Can the memory of love sustain you when nothing else will? I learned the answer is yes. My mother, Gloria, and I were making our last Meals on Wheels delivery on behalf of Disney and the Jan Hus Church on East 74th street when we met Rita.
As soon as my mother and I exited the elevator in the eighth floor we saw her waiving us around the corner to her apartment. My mother was limping because of pain in her hip and I was hobbling with my cane due to my broken toes and usual spinal pain.
We walked down the long hallway and said, “Meals on Wheels delivery. How are you today?”
Rita paused and says, “Ah, you know what I won’t complain.”
I replied, “Well, I’m glad you’re inside on such a cold day.”
“Actually I was just downstairs. I had to get something very important in the mail. My landlord wants to force me out of my home after 50 years so my niece and nephew, who are attorneys, are helping me. I’m just glad my husband Harry isn’t alive to see this.”
Rita told us that when she and Harry moved into the building on East 76th Street in the early 1960’s it was considered a Hungarian slum. She figured the neighborhood had changed some but she was stunned to learn that her tiny one bedroom was now selling for 800 thousand dollars. She, however, was not interested in moving.
Rita left us at the front door and rummaged through a pile of papers until she dug out two pictures of Harry. He was a tall, handsome, smiling man with dark wavy hair.

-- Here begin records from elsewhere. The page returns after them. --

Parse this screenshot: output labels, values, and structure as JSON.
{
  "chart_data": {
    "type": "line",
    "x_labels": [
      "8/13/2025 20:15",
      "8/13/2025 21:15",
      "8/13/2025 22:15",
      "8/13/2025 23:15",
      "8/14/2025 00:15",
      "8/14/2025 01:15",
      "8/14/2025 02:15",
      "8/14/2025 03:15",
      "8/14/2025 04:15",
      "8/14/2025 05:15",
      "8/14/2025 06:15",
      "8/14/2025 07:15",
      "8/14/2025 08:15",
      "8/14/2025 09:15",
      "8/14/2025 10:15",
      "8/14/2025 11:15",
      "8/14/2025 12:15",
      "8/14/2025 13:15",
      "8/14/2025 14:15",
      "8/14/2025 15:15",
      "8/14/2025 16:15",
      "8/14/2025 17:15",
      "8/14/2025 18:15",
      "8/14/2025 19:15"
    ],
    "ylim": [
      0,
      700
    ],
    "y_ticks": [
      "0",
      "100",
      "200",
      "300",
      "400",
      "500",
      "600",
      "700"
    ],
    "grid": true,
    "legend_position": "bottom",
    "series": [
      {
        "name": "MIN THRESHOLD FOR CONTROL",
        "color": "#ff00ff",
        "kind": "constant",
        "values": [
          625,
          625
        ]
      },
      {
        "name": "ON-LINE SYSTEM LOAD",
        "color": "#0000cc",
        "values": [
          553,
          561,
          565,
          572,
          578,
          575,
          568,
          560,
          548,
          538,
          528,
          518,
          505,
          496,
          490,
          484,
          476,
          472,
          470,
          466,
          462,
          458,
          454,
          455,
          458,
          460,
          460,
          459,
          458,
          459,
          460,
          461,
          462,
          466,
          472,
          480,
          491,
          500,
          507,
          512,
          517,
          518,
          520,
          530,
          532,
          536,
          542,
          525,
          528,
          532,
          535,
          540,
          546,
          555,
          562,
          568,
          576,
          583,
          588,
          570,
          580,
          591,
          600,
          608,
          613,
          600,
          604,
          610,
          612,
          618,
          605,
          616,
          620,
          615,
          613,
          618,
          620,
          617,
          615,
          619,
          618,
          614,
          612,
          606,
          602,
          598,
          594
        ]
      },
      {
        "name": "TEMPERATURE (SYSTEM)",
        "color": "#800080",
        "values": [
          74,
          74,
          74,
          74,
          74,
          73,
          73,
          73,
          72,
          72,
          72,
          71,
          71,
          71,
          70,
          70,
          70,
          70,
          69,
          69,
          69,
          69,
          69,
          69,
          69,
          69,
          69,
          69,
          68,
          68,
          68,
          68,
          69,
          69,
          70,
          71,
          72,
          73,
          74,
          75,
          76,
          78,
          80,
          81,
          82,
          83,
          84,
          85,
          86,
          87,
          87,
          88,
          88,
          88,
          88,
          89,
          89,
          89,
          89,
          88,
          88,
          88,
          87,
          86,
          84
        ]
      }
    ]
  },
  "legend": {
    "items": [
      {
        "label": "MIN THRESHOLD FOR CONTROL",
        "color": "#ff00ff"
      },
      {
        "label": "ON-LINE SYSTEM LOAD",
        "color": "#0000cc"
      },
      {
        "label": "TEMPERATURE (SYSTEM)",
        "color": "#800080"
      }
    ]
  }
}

Rita told us they met at a resort in the Catskills in July 1944 when she was just 14 years old. The six foot 137 pound teenager walked up to her and put his arm around her. She exclaimed, “no one puts their hands on me.” Rita says Harry laughed. He never left her side again other than to go to war.
He returned home and became and engineer for Columbia Records then Sony. She worked for comedians like Joan Rivers and Phyllis Diller. She said Harry was so funny people tried to convince him to write jokes for a living. But, she was ill and could only work part time and back then the going rate was five dollars a joke so Harry passed. But, Rita says he never gave up charming and entertaining everyone he met. Even when he was in the nursing home later in his life, Harry got preference over the other residents because he always talked to the orderlies like Jesus and lifted their spirits.
Rita caressed the pictures and said, “Do you believe in love at first sight? I do because Harry saw me and he loved me. I know he did because, once, when he was nearly comatose in a nursing home I said, “You know what Harry we’ve had quite a love affair.” Rita said he got a burst of energy and jumped on the bed like a child with a big smile on his face.
Rita said she sold all of jewelry and nearly everything of value she owned to keep Harry close to her towards the end of his life. “It was worth it,” Rita said. I thought about leaving this apartment after that but I couldn’t.”
“Don’t,” I said. “It’s where you made a life with Harry. It’s home.”
“And, you had more love in your life than most people. You had laughs with Harry to get through the tough times,” my mother said.
“You’re right,” Rita responded. “I never thought I’d need meals on wheels but if it brings me people like you two to talk with about Harry I won’t complain.”